The purpose of the essay is to convince admission officers whom you’ve never met, in less than ten minutes, that you would be a good match for their colleges. At the most basic level, it allows admission officers to evaluate your communication and writing skills. In addition, the essay allows admission officers to discover more about you as a person — a side of you not shown by your grade point average and your transcripts. The essay gives information about your history, attitudes, interests and creativity; it gives a sense of your values and goals. What admission officers are doing is creating a community, looking to see how you would fit in that community, what would you bring to that community and what sets you apart.
How the Essay is Evaluated
- Is your writing mechanically sound? Is your writing style comfortable? Can you write a good sentence? Can you write a good paragraph? Do you address the question asked?
- Can you form a thesis? Can you discuss a theme? Is your argument logical? Can you get in and out of the essay with some finesse?
- Do you write with style, nuance and creativity? Do you write with a distinctive voice?
How to Choose a Topic
Choose the essay topic that appeals to you most. The topic is less important than your delivery. Remember: there is no right or wrong answer. The college just wants to know who you are and how your mind works.
There are bad essays, not bad topics, but be careful about the following:
- Winning or losing the big game.
- Anything that suggests that you don’t see the world beyond college.

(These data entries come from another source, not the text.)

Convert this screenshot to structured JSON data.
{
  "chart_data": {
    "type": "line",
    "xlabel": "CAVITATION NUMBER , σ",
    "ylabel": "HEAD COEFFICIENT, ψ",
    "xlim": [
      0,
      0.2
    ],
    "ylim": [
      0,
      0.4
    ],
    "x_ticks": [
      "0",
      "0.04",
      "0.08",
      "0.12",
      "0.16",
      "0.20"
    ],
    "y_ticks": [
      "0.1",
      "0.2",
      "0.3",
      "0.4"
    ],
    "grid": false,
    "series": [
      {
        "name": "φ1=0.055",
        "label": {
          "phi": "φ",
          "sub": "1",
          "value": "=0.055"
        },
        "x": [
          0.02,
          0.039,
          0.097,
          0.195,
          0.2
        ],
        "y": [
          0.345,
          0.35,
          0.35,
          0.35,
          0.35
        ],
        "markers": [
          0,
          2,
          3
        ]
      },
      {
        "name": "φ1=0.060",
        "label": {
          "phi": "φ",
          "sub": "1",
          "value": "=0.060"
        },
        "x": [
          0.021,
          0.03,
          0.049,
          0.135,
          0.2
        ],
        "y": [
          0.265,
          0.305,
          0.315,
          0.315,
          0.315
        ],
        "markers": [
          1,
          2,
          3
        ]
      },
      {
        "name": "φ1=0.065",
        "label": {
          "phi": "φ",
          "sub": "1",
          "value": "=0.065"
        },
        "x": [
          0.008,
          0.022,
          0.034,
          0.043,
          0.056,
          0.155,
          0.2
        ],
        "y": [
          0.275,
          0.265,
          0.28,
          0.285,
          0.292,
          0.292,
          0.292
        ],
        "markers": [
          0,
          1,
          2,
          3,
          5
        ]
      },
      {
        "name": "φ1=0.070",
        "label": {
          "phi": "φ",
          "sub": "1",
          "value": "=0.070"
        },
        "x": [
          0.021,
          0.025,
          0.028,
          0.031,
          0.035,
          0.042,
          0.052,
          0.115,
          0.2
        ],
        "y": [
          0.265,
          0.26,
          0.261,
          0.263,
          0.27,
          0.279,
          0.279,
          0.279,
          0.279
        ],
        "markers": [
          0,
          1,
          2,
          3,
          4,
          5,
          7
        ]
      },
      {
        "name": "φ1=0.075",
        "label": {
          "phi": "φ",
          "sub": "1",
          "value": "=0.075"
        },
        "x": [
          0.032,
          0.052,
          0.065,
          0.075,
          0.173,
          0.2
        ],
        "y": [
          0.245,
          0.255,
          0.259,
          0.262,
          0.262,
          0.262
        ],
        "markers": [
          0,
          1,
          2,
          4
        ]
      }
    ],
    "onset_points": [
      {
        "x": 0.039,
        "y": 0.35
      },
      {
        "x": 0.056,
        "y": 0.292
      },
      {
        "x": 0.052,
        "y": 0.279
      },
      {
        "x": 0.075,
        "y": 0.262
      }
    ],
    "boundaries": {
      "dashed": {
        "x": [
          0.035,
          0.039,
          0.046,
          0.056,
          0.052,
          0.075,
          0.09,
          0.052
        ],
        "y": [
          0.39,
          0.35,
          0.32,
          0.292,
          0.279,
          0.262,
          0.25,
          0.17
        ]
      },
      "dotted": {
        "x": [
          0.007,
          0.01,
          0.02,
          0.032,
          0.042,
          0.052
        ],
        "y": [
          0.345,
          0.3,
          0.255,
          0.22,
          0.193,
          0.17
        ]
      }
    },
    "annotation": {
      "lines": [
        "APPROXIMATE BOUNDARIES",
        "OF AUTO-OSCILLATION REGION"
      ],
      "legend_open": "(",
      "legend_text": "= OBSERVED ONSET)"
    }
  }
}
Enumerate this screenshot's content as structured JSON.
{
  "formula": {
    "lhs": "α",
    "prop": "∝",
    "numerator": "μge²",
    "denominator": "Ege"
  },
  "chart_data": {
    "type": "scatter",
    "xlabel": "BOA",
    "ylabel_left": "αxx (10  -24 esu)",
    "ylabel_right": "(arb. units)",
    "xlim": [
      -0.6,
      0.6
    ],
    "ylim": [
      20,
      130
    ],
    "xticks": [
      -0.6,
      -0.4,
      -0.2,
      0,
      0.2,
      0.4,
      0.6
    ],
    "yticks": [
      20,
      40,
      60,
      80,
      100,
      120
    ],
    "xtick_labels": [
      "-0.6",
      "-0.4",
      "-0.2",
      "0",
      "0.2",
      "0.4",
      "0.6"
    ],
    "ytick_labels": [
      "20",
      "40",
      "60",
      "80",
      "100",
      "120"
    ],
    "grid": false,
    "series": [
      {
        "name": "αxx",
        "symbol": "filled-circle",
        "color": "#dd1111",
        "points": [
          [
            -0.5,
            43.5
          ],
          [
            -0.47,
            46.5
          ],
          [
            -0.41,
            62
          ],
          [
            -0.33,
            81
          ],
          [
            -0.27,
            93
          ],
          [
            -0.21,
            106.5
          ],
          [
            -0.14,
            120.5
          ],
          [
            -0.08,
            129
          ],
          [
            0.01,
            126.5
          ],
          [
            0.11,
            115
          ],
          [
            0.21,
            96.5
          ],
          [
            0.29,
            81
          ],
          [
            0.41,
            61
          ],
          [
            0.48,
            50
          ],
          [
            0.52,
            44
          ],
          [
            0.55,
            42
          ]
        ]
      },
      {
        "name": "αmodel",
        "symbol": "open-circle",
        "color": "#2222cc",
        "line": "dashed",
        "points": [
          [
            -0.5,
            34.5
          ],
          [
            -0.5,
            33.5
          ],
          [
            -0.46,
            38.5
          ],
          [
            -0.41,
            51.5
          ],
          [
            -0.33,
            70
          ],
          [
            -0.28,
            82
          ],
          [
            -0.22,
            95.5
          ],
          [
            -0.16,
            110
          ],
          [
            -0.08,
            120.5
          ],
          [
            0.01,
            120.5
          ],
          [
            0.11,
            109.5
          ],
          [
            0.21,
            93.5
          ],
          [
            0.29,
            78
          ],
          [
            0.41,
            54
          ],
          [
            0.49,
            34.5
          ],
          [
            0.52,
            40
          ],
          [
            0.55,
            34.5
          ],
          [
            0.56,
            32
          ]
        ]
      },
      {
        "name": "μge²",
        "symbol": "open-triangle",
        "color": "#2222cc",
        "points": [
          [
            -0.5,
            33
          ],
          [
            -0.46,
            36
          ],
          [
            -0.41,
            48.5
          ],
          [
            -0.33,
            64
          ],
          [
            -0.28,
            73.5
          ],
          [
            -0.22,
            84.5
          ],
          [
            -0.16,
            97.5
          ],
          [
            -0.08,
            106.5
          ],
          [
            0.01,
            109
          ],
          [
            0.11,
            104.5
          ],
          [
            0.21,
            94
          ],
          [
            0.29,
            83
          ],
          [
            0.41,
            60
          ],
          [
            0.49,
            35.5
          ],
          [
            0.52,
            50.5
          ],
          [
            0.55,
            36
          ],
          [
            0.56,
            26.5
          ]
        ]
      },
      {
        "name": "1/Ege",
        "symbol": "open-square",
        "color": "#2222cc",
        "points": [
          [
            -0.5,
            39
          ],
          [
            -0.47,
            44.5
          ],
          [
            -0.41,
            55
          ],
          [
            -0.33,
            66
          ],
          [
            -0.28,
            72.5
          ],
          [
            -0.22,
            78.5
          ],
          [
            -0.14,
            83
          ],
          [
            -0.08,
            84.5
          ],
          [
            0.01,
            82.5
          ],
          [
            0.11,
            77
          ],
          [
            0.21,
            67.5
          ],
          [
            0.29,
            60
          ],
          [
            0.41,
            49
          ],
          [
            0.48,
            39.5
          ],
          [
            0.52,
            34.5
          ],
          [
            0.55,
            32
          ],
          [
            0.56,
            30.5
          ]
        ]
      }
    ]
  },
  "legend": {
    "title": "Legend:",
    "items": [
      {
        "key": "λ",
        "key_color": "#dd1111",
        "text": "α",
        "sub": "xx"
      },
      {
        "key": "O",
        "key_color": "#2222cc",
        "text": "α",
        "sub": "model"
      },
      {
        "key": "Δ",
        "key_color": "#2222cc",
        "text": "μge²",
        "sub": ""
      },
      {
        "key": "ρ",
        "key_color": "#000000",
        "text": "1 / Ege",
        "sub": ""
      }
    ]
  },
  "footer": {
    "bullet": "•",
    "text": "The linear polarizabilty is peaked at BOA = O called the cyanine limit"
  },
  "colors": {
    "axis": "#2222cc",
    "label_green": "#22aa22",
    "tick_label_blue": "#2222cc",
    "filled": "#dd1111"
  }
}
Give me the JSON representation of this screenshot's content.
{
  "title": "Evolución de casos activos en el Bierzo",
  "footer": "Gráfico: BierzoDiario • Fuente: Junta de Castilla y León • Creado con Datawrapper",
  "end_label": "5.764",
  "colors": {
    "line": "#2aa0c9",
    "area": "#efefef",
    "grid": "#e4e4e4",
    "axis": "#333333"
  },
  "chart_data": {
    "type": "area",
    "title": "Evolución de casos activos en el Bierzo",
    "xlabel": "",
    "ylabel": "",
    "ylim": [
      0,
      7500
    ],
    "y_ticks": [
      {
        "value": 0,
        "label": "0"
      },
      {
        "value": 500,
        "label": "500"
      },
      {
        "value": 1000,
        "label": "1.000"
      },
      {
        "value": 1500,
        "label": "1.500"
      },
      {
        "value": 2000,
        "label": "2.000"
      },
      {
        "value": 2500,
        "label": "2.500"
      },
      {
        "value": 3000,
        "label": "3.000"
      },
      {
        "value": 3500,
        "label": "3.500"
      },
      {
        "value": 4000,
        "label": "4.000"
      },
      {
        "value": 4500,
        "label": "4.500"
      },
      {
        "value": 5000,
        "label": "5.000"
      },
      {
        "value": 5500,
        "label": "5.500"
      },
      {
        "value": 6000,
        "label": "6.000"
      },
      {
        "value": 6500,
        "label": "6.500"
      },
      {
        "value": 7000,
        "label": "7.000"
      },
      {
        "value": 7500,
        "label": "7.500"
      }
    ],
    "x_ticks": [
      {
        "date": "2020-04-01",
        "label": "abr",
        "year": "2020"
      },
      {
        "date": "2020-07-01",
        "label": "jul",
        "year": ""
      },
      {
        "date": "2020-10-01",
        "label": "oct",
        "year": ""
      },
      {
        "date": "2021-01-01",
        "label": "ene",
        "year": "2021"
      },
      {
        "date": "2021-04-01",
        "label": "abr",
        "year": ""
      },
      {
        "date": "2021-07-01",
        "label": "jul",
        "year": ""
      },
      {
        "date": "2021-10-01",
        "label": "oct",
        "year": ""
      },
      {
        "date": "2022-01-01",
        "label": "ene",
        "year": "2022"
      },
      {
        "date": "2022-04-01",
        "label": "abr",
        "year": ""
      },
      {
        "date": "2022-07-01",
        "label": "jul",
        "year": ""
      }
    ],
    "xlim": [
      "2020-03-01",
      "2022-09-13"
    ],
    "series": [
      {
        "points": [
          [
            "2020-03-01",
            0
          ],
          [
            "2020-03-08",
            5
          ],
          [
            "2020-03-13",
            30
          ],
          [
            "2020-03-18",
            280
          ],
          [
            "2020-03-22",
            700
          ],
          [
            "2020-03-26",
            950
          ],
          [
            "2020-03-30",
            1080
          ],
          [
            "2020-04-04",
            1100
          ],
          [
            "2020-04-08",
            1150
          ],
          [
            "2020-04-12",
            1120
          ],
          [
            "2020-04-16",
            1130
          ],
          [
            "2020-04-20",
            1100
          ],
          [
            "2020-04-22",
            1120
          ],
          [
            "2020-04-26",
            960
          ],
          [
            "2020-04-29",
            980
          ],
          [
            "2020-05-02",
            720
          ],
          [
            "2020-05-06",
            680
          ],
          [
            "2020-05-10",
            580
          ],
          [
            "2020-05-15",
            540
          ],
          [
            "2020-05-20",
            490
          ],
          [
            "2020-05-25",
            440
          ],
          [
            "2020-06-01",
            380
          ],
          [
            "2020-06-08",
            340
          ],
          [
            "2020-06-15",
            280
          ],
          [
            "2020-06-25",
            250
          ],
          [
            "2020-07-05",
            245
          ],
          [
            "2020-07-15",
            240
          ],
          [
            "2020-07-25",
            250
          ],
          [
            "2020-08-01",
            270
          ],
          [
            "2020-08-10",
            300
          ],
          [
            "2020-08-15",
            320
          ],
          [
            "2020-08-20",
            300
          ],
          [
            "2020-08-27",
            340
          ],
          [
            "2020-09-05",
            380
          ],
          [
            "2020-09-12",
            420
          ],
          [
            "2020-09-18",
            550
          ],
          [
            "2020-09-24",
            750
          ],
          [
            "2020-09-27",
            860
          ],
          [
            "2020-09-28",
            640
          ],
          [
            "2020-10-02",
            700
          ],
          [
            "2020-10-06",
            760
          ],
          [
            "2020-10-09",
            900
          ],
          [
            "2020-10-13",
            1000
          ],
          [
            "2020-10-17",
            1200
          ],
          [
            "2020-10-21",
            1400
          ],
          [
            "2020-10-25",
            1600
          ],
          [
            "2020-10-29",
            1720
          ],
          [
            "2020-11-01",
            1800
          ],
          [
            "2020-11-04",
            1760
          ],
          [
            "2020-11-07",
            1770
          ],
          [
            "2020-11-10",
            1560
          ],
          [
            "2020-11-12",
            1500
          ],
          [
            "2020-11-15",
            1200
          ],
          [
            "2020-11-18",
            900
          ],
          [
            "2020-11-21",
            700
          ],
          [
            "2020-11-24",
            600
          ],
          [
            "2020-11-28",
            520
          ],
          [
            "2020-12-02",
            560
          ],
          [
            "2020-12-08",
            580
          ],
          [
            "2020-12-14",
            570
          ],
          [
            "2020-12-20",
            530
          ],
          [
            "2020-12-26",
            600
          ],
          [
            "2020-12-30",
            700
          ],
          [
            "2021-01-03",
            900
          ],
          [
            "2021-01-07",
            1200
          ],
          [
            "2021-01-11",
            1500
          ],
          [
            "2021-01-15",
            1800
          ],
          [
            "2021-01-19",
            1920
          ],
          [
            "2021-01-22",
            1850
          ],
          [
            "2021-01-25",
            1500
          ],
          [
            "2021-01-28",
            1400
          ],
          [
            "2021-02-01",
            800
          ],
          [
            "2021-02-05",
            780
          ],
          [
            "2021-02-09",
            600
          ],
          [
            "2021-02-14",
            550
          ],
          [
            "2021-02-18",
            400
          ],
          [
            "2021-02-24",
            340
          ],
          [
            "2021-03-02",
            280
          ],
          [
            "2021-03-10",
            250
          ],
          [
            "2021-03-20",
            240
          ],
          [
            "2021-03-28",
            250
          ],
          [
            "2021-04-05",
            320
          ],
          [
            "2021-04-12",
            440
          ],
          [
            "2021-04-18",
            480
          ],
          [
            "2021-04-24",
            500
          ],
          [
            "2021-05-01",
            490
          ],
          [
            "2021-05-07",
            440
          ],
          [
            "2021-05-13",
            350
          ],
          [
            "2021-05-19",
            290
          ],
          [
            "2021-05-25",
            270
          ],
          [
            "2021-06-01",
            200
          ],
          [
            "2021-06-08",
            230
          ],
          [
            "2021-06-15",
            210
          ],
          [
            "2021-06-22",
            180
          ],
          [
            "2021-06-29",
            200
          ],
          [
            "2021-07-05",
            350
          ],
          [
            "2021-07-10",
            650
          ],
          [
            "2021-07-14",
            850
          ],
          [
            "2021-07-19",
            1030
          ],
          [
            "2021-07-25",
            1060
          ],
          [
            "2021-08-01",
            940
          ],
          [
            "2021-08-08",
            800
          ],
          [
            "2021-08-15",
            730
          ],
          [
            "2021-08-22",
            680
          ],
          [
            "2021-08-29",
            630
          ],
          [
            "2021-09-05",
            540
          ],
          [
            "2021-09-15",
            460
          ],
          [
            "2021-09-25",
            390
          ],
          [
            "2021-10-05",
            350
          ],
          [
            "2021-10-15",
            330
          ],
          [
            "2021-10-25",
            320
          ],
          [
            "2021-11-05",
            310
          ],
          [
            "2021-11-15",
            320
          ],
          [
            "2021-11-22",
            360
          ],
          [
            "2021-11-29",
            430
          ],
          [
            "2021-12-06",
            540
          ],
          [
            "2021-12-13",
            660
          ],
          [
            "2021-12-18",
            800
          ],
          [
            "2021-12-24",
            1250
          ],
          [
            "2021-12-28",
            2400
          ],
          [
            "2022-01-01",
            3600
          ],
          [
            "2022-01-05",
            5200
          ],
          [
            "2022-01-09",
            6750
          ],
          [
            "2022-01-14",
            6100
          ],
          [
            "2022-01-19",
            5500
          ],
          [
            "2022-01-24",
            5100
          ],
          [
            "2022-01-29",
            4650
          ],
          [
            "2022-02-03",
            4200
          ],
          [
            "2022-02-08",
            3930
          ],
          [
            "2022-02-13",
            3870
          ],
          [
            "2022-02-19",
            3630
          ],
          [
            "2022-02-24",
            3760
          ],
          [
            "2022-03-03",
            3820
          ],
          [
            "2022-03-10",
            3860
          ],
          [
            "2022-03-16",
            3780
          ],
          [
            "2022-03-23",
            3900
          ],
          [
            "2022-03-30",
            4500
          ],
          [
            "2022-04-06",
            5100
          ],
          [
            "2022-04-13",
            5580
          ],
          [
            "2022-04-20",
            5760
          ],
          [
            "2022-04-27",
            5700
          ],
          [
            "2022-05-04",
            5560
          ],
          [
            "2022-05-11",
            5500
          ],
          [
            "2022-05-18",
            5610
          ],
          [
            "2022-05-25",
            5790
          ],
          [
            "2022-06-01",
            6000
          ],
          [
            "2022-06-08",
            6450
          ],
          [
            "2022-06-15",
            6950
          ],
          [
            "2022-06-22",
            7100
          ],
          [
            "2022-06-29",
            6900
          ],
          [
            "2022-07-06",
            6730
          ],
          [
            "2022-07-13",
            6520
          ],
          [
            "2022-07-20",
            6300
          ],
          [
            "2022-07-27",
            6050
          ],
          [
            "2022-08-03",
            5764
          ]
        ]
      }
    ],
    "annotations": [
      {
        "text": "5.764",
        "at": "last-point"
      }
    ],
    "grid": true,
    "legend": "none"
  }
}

- Simple solutions to world problems.
- Cynicism almost never plays well.
- Don’t try to “prove” your intelligence by choosing a topic you think makes you sound smart.
- Remember, be sure to answer the question!
The First Draft
- Narrow your topic and try to be as specific as possible.
- Brainstorm! Scribble down everything you can think of about your chosen topic. Pick out the good stuff and work it into a brief outline.
- Write a rough draft. Read it. Read it again - out loud.
- Ask yourself: Have I focused on the topic? Have I answered the question? Is it specific and detailed? Have I written in my own voice?
- Don’t be afraid to use your imagination. Don’t be afraid to be unconventional. But, don’t be weird just for the sake of being weird.
- Avoid sophisticated words when simpler ones will suffice.
Polishing the Essay
- Start early.
- Consider eliminating the first sentence (or two). That allows the essay to “start fast.” A good opening sentence will hook the reader. If you’re bored, the reader will be bored.
- Also, add details to make it richer and more interesting.
- Be revealing. Let us know things about you, but don’t be confessional.
- Be careful with sentimentality. Use it sparingly.
- Beware of trying to impress the college with what you think they want to hear. Instead, be authentic.
- Be concise. Ask yourself: Have I avoided repetitiveness? Did I make my points directly and without a lot of unnecessary padding?”
- Show; don’t tell. Don’t just list what you have done – detail it with action words. Make your writing come alive to the reader. Use quotations wisely – to move the story along or prove a point.
- Ask a teacher, parent or friend to read your second draft. Ask them: “Is it interesting from the start? Does it sound like me? Was it fun to read?” Listen to what they have to say, but don’t let someone else rewrite the essay for you.
- Read what the application says about essay length, but don’t just write to fill space.
The little details aren’t the most important part of the essay, but you are trying to make a good impression. You don’t want the admission committee to think you’re a sloppy, careless writer.
- Always proofread before producing the final draft. If you are sick and tired of the essay, let someone else proof it. Check for spelling errors. Spellcheck won’t catch everything!
- Check your word choice by reading out loud. What looks good on paper may sound awkward or, in fact, say nothing.
- Make sure that if you are including the name of the college in the essay, it’s the correct school. Wesleyan doesn’t want to know you’ve always wanted to go to Smith.
- Taking risks is okay, but be sure you know your subject matter and feel comfortable with that style of writing. For instance, poetry is often risky.
- Think twice about injecting humor. It often doesn’t translate in writing.
- Remember: A college essay is not a research paper. In fact, most often students are asked to evaluate a significant experience or achievement that has special meaning. That’s a very personal question.
The Biggest Mistake of All
Don’t plagiarize! Admission officers have read all the books and seen all the websites. They’ll know.